I was thinking of using this as my entertainment PC in place of the already capable ThinkCentre I bought last year. However, as it turns out, this HP is more than twice as powerful as my main desktop, the Acer I threw into a custom case seven years ago. The original plan was to replace that machine with all new parts, loaded into a spiffy case I found at an estate sale last fall. However, that less than generous stimulus check (six hundred dollars? For eight months?) makes me think I should just drop an SSD and a video card into the ProDesk and call it a day.

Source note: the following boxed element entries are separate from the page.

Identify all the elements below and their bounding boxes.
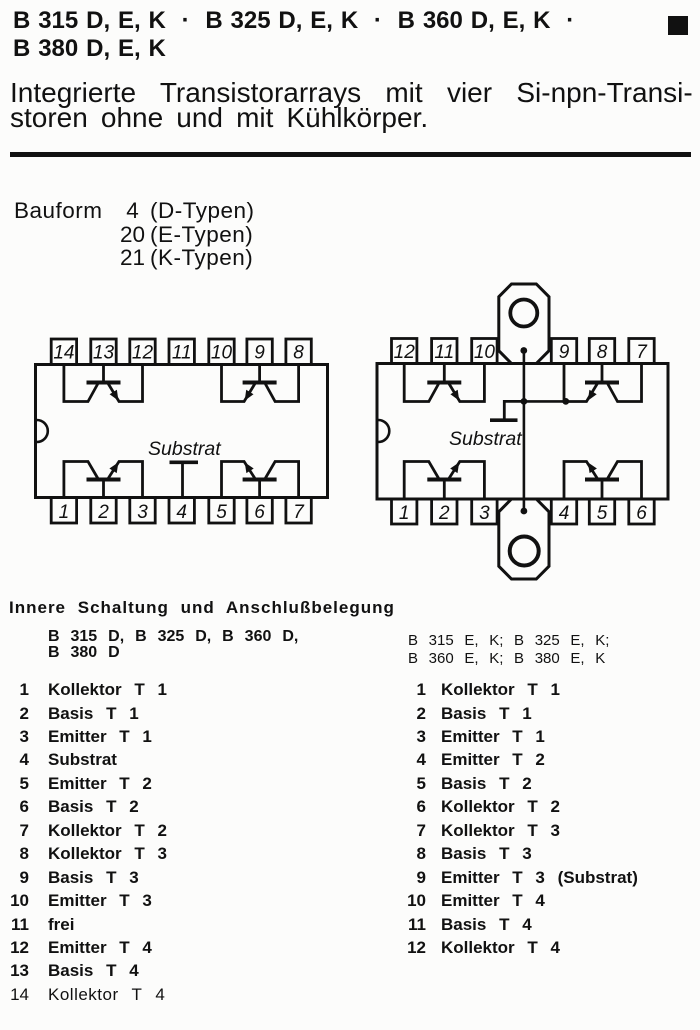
svg-text:12: 12 <box>132 343 154 364</box>
svg-text:2: 2 <box>438 503 450 524</box>
svg-text:4: 4 <box>559 503 570 524</box>
svg-text:10: 10 <box>474 342 496 363</box>
svg-text:11: 11 <box>434 342 454 363</box>
svg-text:1: 1 <box>399 503 410 524</box>
svg-text:4: 4 <box>176 502 187 523</box>
svg-text:10: 10 <box>211 343 233 364</box>
svg-text:8: 8 <box>597 342 608 363</box>
svg-text:6: 6 <box>636 503 647 524</box>
svg-text:7: 7 <box>636 342 648 363</box>
svg-text:9: 9 <box>254 343 265 364</box>
svg-text:12: 12 <box>394 342 416 363</box>
svg-text:7: 7 <box>293 502 305 523</box>
svg-text:3: 3 <box>479 503 490 524</box>
svg-text:6: 6 <box>254 502 265 523</box>
svg-text:2: 2 <box>97 502 109 523</box>
svg-text:Substrat: Substrat <box>449 428 523 450</box>
svg-text:14: 14 <box>53 343 74 364</box>
svg-text:1: 1 <box>59 502 70 523</box>
svg-text:5: 5 <box>597 503 608 524</box>
svg-text:9: 9 <box>559 342 570 363</box>
svg-text:8: 8 <box>293 343 304 364</box>
svg-text:3: 3 <box>137 502 148 523</box>
svg-text:5: 5 <box>216 502 227 523</box>
svg-text:11: 11 <box>172 343 192 364</box>
svg-text:13: 13 <box>93 343 115 364</box>
svg-text:Substrat: Substrat <box>148 438 222 460</box>
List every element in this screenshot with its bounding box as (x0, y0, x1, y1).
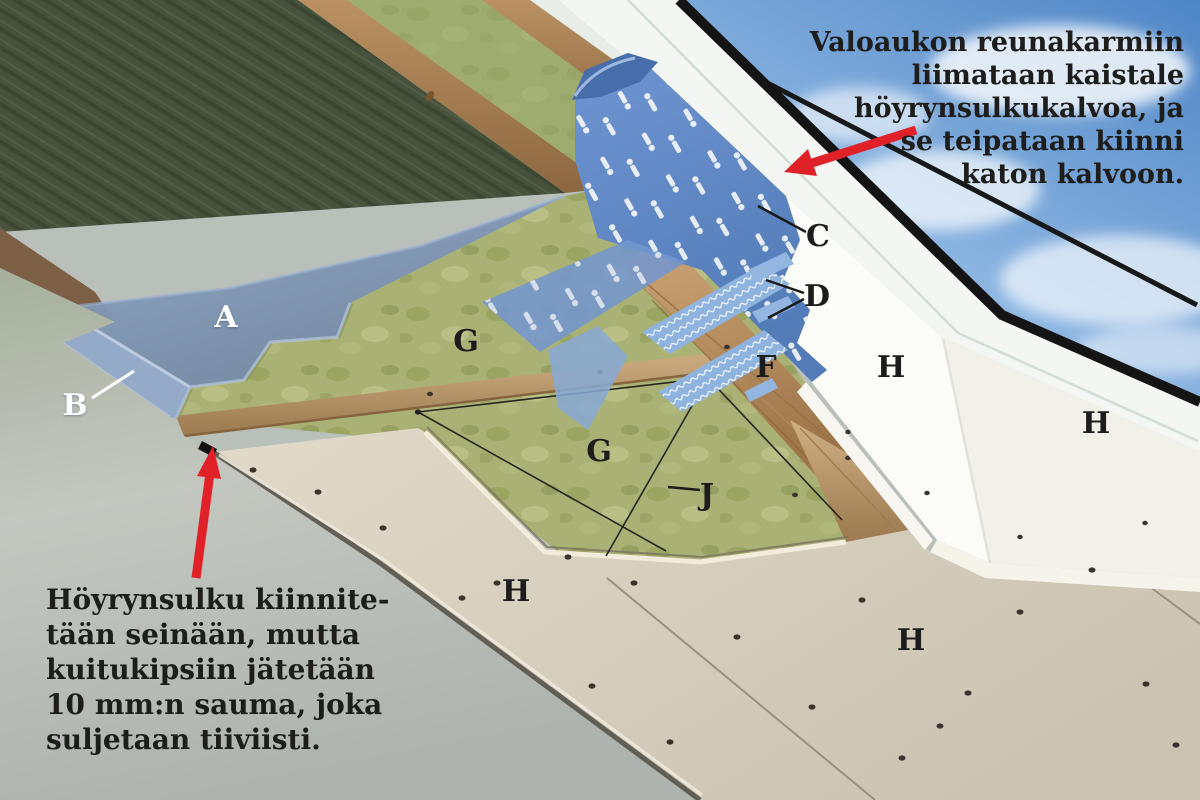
annotation-bottom-left: Höyrynsulku kiinnite- tään seinään, mutt… (46, 582, 389, 757)
annotation-bottom-left-line-2: tään seinään, mutta (46, 617, 389, 652)
annotation-top-right-line-4: se teipataan kiinni (810, 125, 1184, 158)
annotation-top-right-line-3: höyrynsulkukalvoa, ja (810, 92, 1184, 125)
annotation-top-right-line-2: liimataan kaistale (810, 59, 1184, 92)
part-label-g-2: G (586, 437, 612, 467)
part-label-j: J (700, 481, 714, 511)
annotation-bottom-left-line-1: Höyrynsulku kiinnite- (46, 582, 389, 617)
part-label-h-3: H (502, 577, 530, 607)
annotation-bottom-left-line-5: suljetaan tiiviisti. (46, 722, 389, 757)
part-label-f: F (755, 353, 776, 383)
part-label-c: C (806, 222, 830, 252)
part-label-h-4: H (897, 626, 925, 656)
annotation-top-right-line-5: katon kalvoon. (810, 158, 1184, 191)
annotation-top-right: Valoaukon reunakarmiin liimataan kaistal… (810, 26, 1184, 191)
construction-diagram: A B C D F G G H H H H J Valoaukon reunak… (0, 0, 1200, 800)
annotation-bottom-left-line-4: 10 mm:n sauma, joka (46, 687, 389, 722)
part-label-g-1: G (453, 327, 479, 357)
part-label-a: A (214, 303, 237, 333)
part-label-h-2: H (1082, 409, 1110, 439)
annotation-bottom-left-line-3: kuitukipsiin jätetään (46, 652, 389, 687)
part-label-h-1: H (877, 353, 905, 383)
part-label-b: B (62, 391, 87, 421)
part-label-d: D (804, 282, 830, 312)
annotation-top-right-line-1: Valoaukon reunakarmiin (810, 26, 1184, 59)
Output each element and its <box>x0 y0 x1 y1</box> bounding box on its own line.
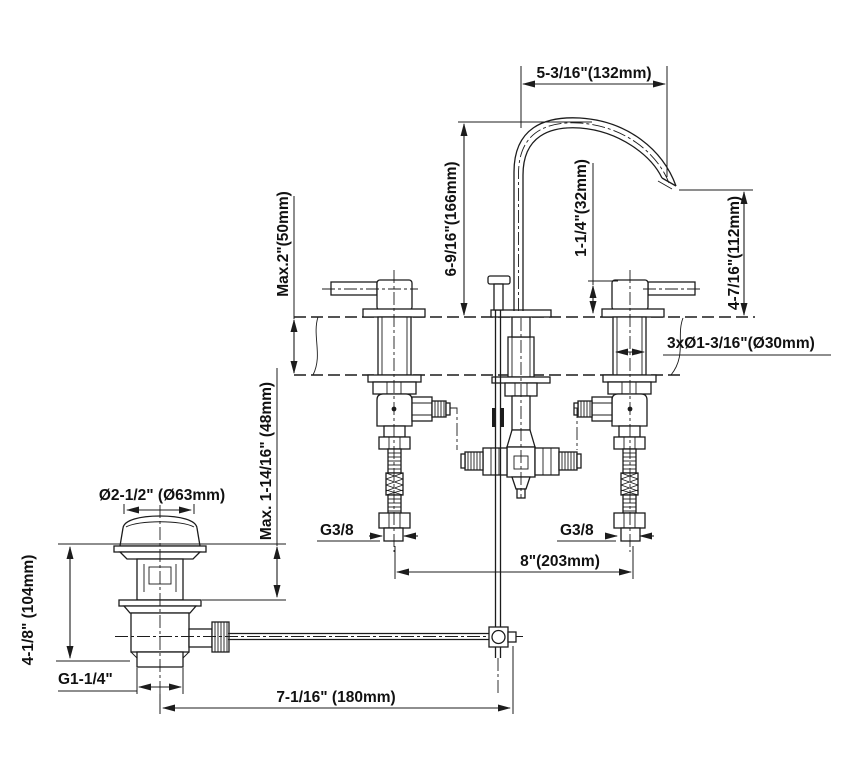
right-hose-end <box>621 528 640 541</box>
right-supply-hose <box>614 426 645 541</box>
outlet-height-label: 4-7/16"(112mm) <box>726 196 743 310</box>
right-valve-assembly <box>574 317 656 426</box>
hole-spacing-label: 8"(203mm) <box>520 553 600 570</box>
drain-thread-label: G1-1/4" <box>58 671 113 688</box>
rod-end-cap <box>508 632 516 642</box>
max-deck-thickness-label: Max.2"(50mm) <box>275 191 292 297</box>
deck-break-line-left <box>313 317 318 375</box>
rod-reach-label: 7-1/16" (180mm) <box>276 689 395 706</box>
right-hose-nut-top <box>614 437 645 449</box>
tee-left-hose-connector <box>461 452 483 470</box>
drain-rod-socket <box>189 629 212 647</box>
left-supply-hose <box>379 426 410 541</box>
lift-rod-knob <box>488 276 510 284</box>
lift-rod-clip <box>492 408 496 427</box>
left-valve-outlet <box>412 397 450 421</box>
drain-flange-diameter-label: Ø2-1/2" (Ø63mm) <box>99 487 225 504</box>
faucet-dimension-drawing: 5-3/16"(132mm) 6-9/16"(166mm) 1-1/4"(32m… <box>0 0 867 784</box>
handle-height-label: 1-1/4"(32mm) <box>573 159 590 257</box>
right-escutcheon <box>602 309 664 317</box>
technical-drawing-canvas: 5-3/16"(132mm) 6-9/16"(166mm) 1-1/4"(32m… <box>0 0 867 784</box>
left-hose-nut-top <box>379 437 410 449</box>
supply-thread-left-label: G3/8 <box>320 522 354 539</box>
right-valve-outlet <box>574 397 612 421</box>
supply-thread-right-label: G3/8 <box>560 522 594 539</box>
right-mounting-nut <box>608 382 651 394</box>
left-hose-nut-bottom <box>379 513 410 528</box>
mounting-holes-label: 3xØ1-3/16"(Ø30mm) <box>667 335 815 352</box>
spout-reach-label: 5-3/16"(132mm) <box>536 65 651 82</box>
left-washer <box>368 375 421 382</box>
left-handle-body <box>377 280 412 310</box>
left-hose-end <box>384 528 403 541</box>
spout-height-label: 6-9/16"(166mm) <box>443 161 460 276</box>
right-hose-nut-bottom <box>614 513 645 528</box>
left-shank <box>378 317 411 375</box>
right-shank <box>613 317 646 375</box>
max-drain-deck-label: Max. 1-14/16" (48mm) <box>258 382 275 540</box>
right-handle-assembly <box>602 280 695 317</box>
right-washer <box>603 375 656 382</box>
left-mounting-nut <box>373 382 416 394</box>
drain-height-label: 4-1/8" (104mm) <box>20 555 37 666</box>
pop-up-rod <box>228 627 516 658</box>
left-handle-lever <box>331 282 377 295</box>
right-handle-lever <box>648 282 695 295</box>
left-handle-assembly <box>331 280 425 317</box>
left-valve-assembly <box>368 317 450 426</box>
tee-right-nut <box>535 448 559 475</box>
clevis-pivot <box>492 631 505 644</box>
pop-up-drain <box>114 516 229 667</box>
tee-right-hose-connector <box>559 452 581 470</box>
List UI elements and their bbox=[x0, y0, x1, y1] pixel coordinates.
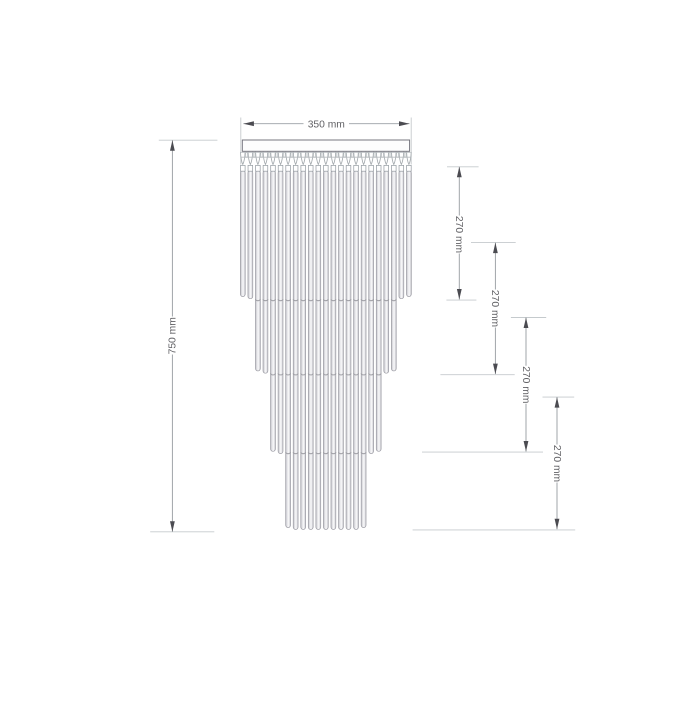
svg-text:350 mm: 350 mm bbox=[308, 119, 345, 130]
svg-text:270 mm: 270 mm bbox=[520, 366, 531, 403]
svg-text:270 mm: 270 mm bbox=[489, 290, 500, 327]
svg-text:750 mm: 750 mm bbox=[168, 317, 179, 354]
svg-text:270 mm: 270 mm bbox=[551, 445, 562, 482]
svg-text:270 mm: 270 mm bbox=[453, 216, 464, 253]
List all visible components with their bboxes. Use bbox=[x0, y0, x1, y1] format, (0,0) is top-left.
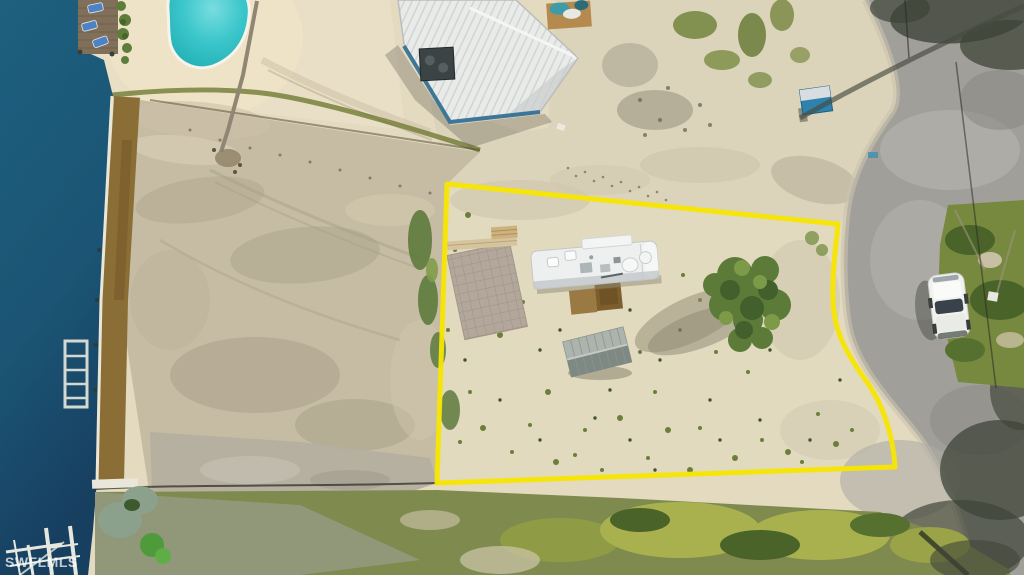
utility-box bbox=[987, 291, 998, 302]
sun-deck bbox=[78, 0, 119, 57]
aerial-photo: SWFLMLS bbox=[0, 0, 1024, 575]
canal-water bbox=[0, 0, 113, 575]
photo-svg bbox=[0, 0, 1024, 575]
ac-unit bbox=[419, 47, 455, 81]
mls-watermark: SWFLMLS bbox=[5, 554, 78, 570]
boat-on-pallet bbox=[546, 0, 592, 30]
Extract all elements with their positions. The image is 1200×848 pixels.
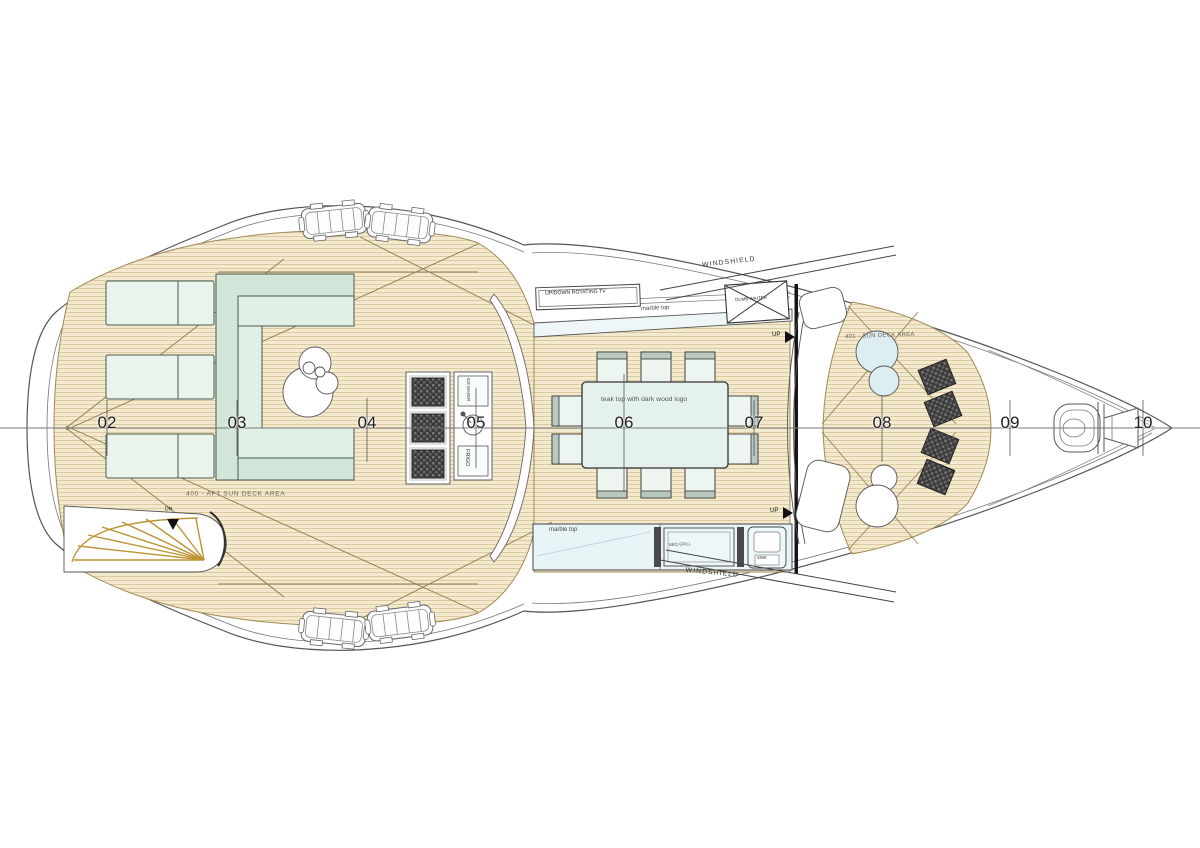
station-number-07: 07 (734, 413, 774, 433)
bbq-label: BBQ GRILL (669, 542, 691, 547)
station-number-03: 03 (217, 413, 257, 433)
sun-loungers (106, 281, 214, 478)
fan-staircase (64, 506, 226, 572)
station-number-02: 02 (87, 413, 127, 433)
station-number-06: 06 (604, 413, 644, 433)
ice-maker-label: ICE MAKER (466, 378, 470, 401)
station-number-08: 08 (862, 413, 902, 433)
grill-pad (412, 450, 444, 478)
marble-top-label-upper: marble top (641, 305, 670, 312)
station-number-10: 10 (1123, 413, 1163, 433)
sink-label: SINK (757, 556, 767, 560)
fridge-box (458, 446, 488, 476)
dining-table-label: teak top with dark wood logo (601, 396, 687, 403)
up-label-bottom: UP (770, 508, 778, 514)
down-label: DN (165, 507, 172, 512)
fridge-label: FRIGO (465, 449, 471, 466)
deck-plan: WINDSHIELD WINDSHIELD UP/DOWN ROTATING T… (0, 0, 1200, 848)
up-label-top: UP (772, 332, 780, 338)
station-number-05: 05 (456, 413, 496, 433)
station-number-04: 04 (347, 413, 387, 433)
grill-pad (412, 378, 444, 406)
ice-maker-box (458, 376, 488, 406)
station-number-09: 09 (990, 413, 1030, 433)
aft-sun-deck-label: 400 - AFT SUN DECK AREA (186, 491, 285, 498)
marble-top-label-lower: marble top (549, 527, 577, 533)
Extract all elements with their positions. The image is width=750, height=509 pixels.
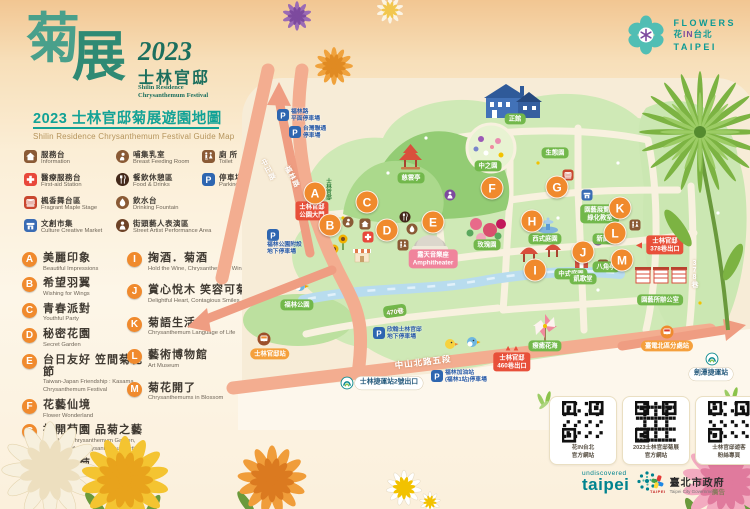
title-underline	[33, 127, 219, 129]
zone-legend-item-E: E台日友好 笠間菊花節Taiwan-Japan Friendship : Kas…	[22, 354, 142, 395]
logo-site-en1: Shilin Residence	[138, 84, 184, 91]
stage-icon	[24, 196, 37, 209]
zone-badge: M	[127, 382, 142, 397]
facility-label-en: Drinking Fountain	[133, 205, 178, 213]
zone-legend-item-B: B希望羽翼Wishing for Wings	[22, 277, 142, 298]
map-marker-B: B	[319, 214, 342, 237]
bus-icon	[661, 326, 674, 339]
facility-label-zh: 餐飲休憩區	[133, 173, 173, 182]
facility-legend-item: 哺集乳室Breast Feeding Room	[116, 150, 189, 167]
advertisement-note: 廣告	[712, 486, 725, 496]
zone-legend-item-F: F花藝仙境Flower Wonderland	[22, 399, 142, 420]
page-subtitle: Shilin Residence Chrysanthemum Festival …	[33, 132, 234, 141]
exit-label: 士林官邸460巷出口	[493, 352, 530, 371]
facility-label-en: Toilet	[219, 159, 238, 167]
facility-label-zh: 街頭藝人表演區	[133, 219, 211, 228]
road-label: 福林路	[282, 164, 302, 190]
facility-label-en: First-aid Station	[41, 182, 82, 190]
parking-lot-label: P台灣聯通停車場	[289, 126, 326, 140]
map-marker-K: K	[609, 197, 632, 220]
mrt-icon	[706, 353, 719, 366]
facility-legend-item: 餐飲休憩區Food & Drinks	[116, 173, 173, 190]
map-marker-F: F	[481, 177, 504, 200]
mrt-station-label: 士林捷運站2號出口	[355, 377, 423, 390]
zone-badge: A	[22, 252, 37, 267]
map-marker-L: L	[604, 222, 627, 245]
parking-lot-label: P福林公園附設地下停車場	[267, 229, 302, 256]
svg-text:P: P	[270, 231, 276, 240]
bus-icon	[258, 333, 271, 346]
first-aid-icon	[24, 173, 37, 186]
facility-label-zh: 廁 所	[219, 150, 238, 159]
road-label: 378巷	[689, 260, 699, 288]
svg-text:P: P	[206, 175, 212, 185]
road-label: 中山北路五段	[394, 353, 452, 372]
zone-label-en: Unveil the Chrysanthemum Garden, Appreci…	[43, 438, 155, 454]
qr-code	[708, 401, 750, 443]
zone-label-en: Recreating Chrysanthemums	[43, 471, 155, 479]
area-label: 園藝所辦公室	[637, 294, 683, 305]
zone-legend-column-1: A美麗印象Beautiful ImpressionsB希望羽翼Wishing f…	[22, 252, 142, 483]
qr-code	[562, 401, 604, 443]
festival-logo: 菊 展 2023 士林官邸 Shilin Residence Chrysanth…	[26, 8, 236, 103]
facility-label-zh: 醫療服務台	[41, 173, 82, 182]
facility-label-en: Street Artist Performance Area	[133, 228, 211, 236]
zone-legend-item-H: H再創新菊Recreating Chrysanthemums	[22, 458, 142, 479]
map-marker-E: E	[422, 211, 445, 234]
parking-icon: P	[202, 173, 215, 186]
area-label: 中之園	[475, 160, 502, 171]
zone-badge: E	[22, 354, 37, 369]
zone-legend-item-J: J賞心悅木 笑容可菊Delightful Heart, Contagious S…	[127, 284, 247, 305]
facility-label-en: Food & Drinks	[133, 182, 173, 190]
logo-site-en2: Chrysanthemum Festival	[138, 92, 208, 99]
logo-char-zhan: 展	[72, 30, 126, 84]
road-label: 470巷	[383, 303, 408, 318]
drinking-fountain-icon	[407, 224, 418, 235]
facility-label-en: Fragrant Maple Stage	[41, 205, 97, 213]
zone-badge: G	[22, 424, 37, 439]
zone-badge: L	[127, 349, 142, 364]
facility-label-zh: 文創市集	[41, 219, 102, 228]
first-aid-icon	[363, 232, 374, 243]
flower-logo-icon	[625, 14, 667, 56]
breast-feeding-icon	[343, 217, 354, 228]
svg-text:P: P	[292, 128, 298, 137]
zone-legend-item-G: G打開菊園 品菊之藝Unveil the Chrysanthemum Garde…	[22, 424, 142, 453]
map-marker-C: C	[356, 191, 379, 214]
parking-icon: P	[277, 109, 289, 121]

All right, onto the video games. PS-Pickins were disconcertingly slim at the two Bookman's stores I visited... it seems like the pandemic and the boredom that came with it gave people a new appreciation for a handheld typically ignored by the masses. Games that had once been easy to find were suddenly far less plentiful and more expensive, although I did notice a few random Japanese imports, like Daisenryaku (given a chibi, Advance Wars-like overhaul on the PSP), Shin Megami Tensei, and Densha De Go. Having no need for train simulations or RPGs with an impenetrable amount of Japanese, I left them behind.

What I did buy was a couple of 3DS games, Super Mario Maker and Project X Zone 2. Critics claimed that the former title wasn't as good as its Wii U counterpart, and I'd have a hard time arguing the point. It seems more humble and constrained than the console version, even judging from the limited time I've spent with it. I strongly doubt there's ever going to be a situation where I jump into a warp pipe and find a discotheque waiting for me there. 

Project X Zone 2 has more promise, although it's more for the lulz than the gameplay. It's a crossover game with characters from Sega, Namco, and Capcom, including such deep cuts as Saturn spokesman and psychotic judo master Segata Sanshiro. Does it matter that it's a turn-based strategy game, a genre for which I have little interest? Not really, as long as it's not the tire fire Cross Edge was. Does it matter that Segata Sanshiro had no presence in the United States, beyond a write-up in Tips and Tricks? Nope, he's here anyway, and I can't wait to find him.

The other goodies include a tiny MP3 player for those lengthy trips to Sierra Vista and a cable that will let me finally shake a decent image out of my Sega Genesis. Yes yes, I'm sure an OSSC or a Framemeister would give me a better picture. Anyone care to break their piggy banks and buy one for me? Yeah, I thought so.